Re: [PATCH v6 4/4] iio: adc: ad4691: add SPI offload support
From: David Lechner
Date: Mon Apr 06 2026 - 09:45:24 EST
On 4/6/26 4:34 AM, Sabau, Radu bogdan wrote:
>> -----Original Message-----
>> From: David Lechner <dlechner@xxxxxxxxxxxx>
>> Sent: Saturday, April 4, 2026 6:34 PM
>
> ...
>
>>> +Selected when a ``pwms`` property is present in the device tree. The PWM
>> drives
>>> +the CNV pin independently of SPI at the configured conversion rate, and a
>> GP
>>> +pin (identified by ``interrupt-names``) asserts DATA_READY at end-of-burst
>> to
>>> +signal that the AVG_IN result registers are ready to be read.
>>> +
>>> +The IRQ handler stops the PWM, fires the IIO trigger, and the trigger
>> handler
>>
>> If we stop the PWM after an IRQ, then we don't get a consistent sample rate.
>> Ideally, we would leave the PWM running and just pick a rate slow enough
>> that
>> there is plenty of time to read the data. Otherwise, this mode doesn't seem
>> particularly useful.
>
> Should there also be a condition when setting the sampling frequency, that will
> protect from setting too fast sample rates?
I haven't figured out a good way to do this since the real max rate
depends on a lot of different things and when not using offloading,
the time it takes to do SPI xfers is non-deterministic.
>>> +IIO DMA buffer:
>>> +
>>> +* **CNV Burst offload**: the SPI engine reads AVG_IN registers with a 2-
>> byte
>>> + address phase followed by a 2-byte data phase; the 16-bit result lands in
>>> + the lower half of the 32-bit word (``shift=0``).

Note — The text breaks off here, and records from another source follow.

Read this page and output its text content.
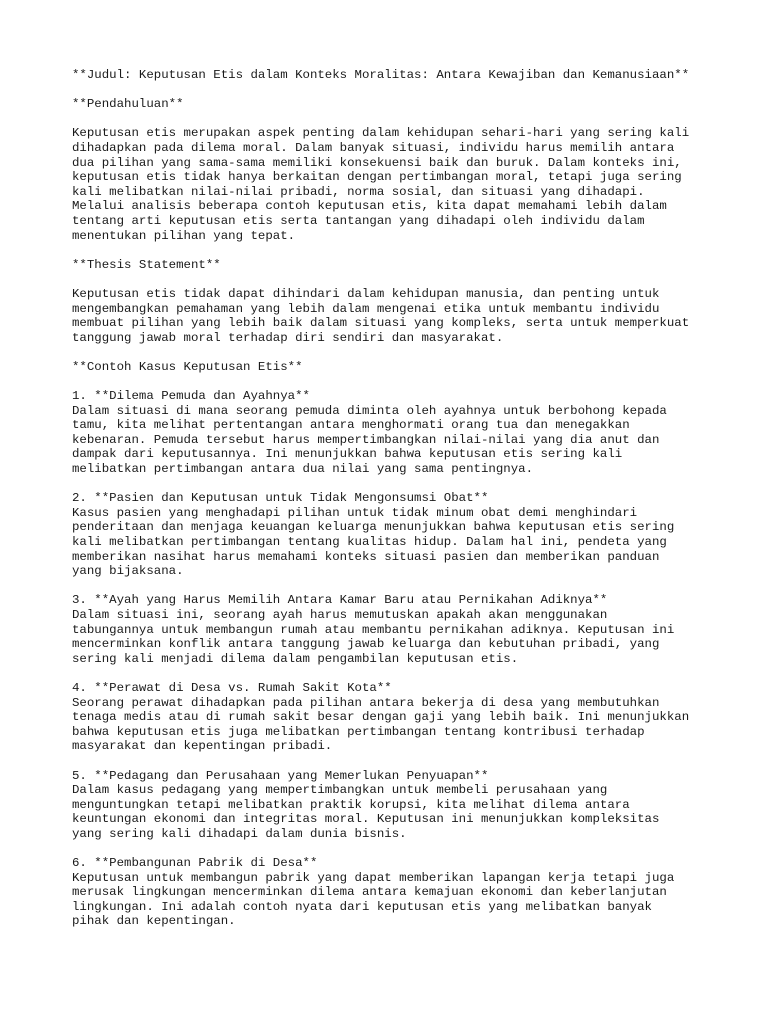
**Judul: Keputusan Etis dalam Konteks Moralitas: Antara Kewajiban dan Kemanusiaan**

**Pendahuluan**

Keputusan etis merupakan aspek penting dalam kehidupan sehari-hari yang sering kali
dihadapkan pada dilema moral. Dalam banyak situasi, individu harus memilih antara
dua pilihan yang sama-sama memiliki konsekuensi baik dan buruk. Dalam konteks ini,
keputusan etis tidak hanya berkaitan dengan pertimbangan moral, tetapi juga sering
kali melibatkan nilai-nilai pribadi, norma sosial, dan situasi yang dihadapi.
Melalui analisis beberapa contoh keputusan etis, kita dapat memahami lebih dalam
tentang arti keputusan etis serta tantangan yang dihadapi oleh individu dalam
menentukan pilihan yang tepat.

**Thesis Statement**

Keputusan etis tidak dapat dihindari dalam kehidupan manusia, dan penting untuk
mengembangkan pemahaman yang lebih dalam mengenai etika untuk membantu individu
membuat pilihan yang lebih baik dalam situasi yang kompleks, serta untuk memperkuat
tanggung jawab moral terhadap diri sendiri dan masyarakat.

**Contoh Kasus Keputusan Etis**

1. **Dilema Pemuda dan Ayahnya**
Dalam situasi di mana seorang pemuda diminta oleh ayahnya untuk berbohong kepada
tamu, kita melihat pertentangan antara menghormati orang tua dan menegakkan
kebenaran. Pemuda tersebut harus mempertimbangkan nilai-nilai yang dia anut dan
dampak dari keputusannya. Ini menunjukkan bahwa keputusan etis sering kali
melibatkan pertimbangan antara dua nilai yang sama pentingnya.

2. **Pasien dan Keputusan untuk Tidak Mengonsumsi Obat**
Kasus pasien yang menghadapi pilihan untuk tidak minum obat demi menghindari
penderitaan dan menjaga keuangan keluarga menunjukkan bahwa keputusan etis sering
kali melibatkan pertimbangan tentang kualitas hidup. Dalam hal ini, pendeta yang
memberikan nasihat harus memahami konteks situasi pasien dan memberikan panduan
yang bijaksana.

3. **Ayah yang Harus Memilih Antara Kamar Baru atau Pernikahan Adiknya**
Dalam situasi ini, seorang ayah harus memutuskan apakah akan menggunakan
tabungannya untuk membangun rumah atau membantu pernikahan adiknya. Keputusan ini
mencerminkan konflik antara tanggung jawab keluarga dan kebutuhan pribadi, yang
sering kali menjadi dilema dalam pengambilan keputusan etis.

4. **Perawat di Desa vs. Rumah Sakit Kota**
Seorang perawat dihadapkan pada pilihan antara bekerja di desa yang membutuhkan
tenaga medis atau di rumah sakit besar dengan gaji yang lebih baik. Ini menunjukkan
bahwa keputusan etis juga melibatkan pertimbangan tentang kontribusi terhadap
masyarakat dan kepentingan pribadi.

5. **Pedagang dan Perusahaan yang Memerlukan Penyuapan**
Dalam kasus pedagang yang mempertimbangkan untuk membeli perusahaan yang
menguntungkan tetapi melibatkan praktik korupsi, kita melihat dilema antara
keuntungan ekonomi dan integritas moral. Keputusan ini menunjukkan kompleksitas
yang sering kali dihadapi dalam dunia bisnis.

6. **Pembangunan Pabrik di Desa**
Keputusan untuk membangun pabrik yang dapat memberikan lapangan kerja tetapi juga
merusak lingkungan mencerminkan dilema antara kemajuan ekonomi dan keberlanjutan
lingkungan. Ini adalah contoh nyata dari keputusan etis yang melibatkan banyak
pihak dan kepentingan.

>>> +* **Manual offload**: each 32-bit SPI word carries the channel byte in the
>>> + first byte; the 16-bit result is returned in the upper half of the 32-bit
>>
>> I would expect the "first" byte to be in the "upper half" of the 32-bits as
>> well. This layout could be explained better.
>>
>> Also, since extra data has to be read in this mode, does this affect the max
>> conversion rate?
>
> This is bad documentation on my part. "channel byte" isn't used anymore,
> this is previous version behaviour. Right now, only 16-bits worth of actual
> channel data are used.
>
Then why do we need the shift if there is no other data? Can't we rework
the SPI message so that there is no shift?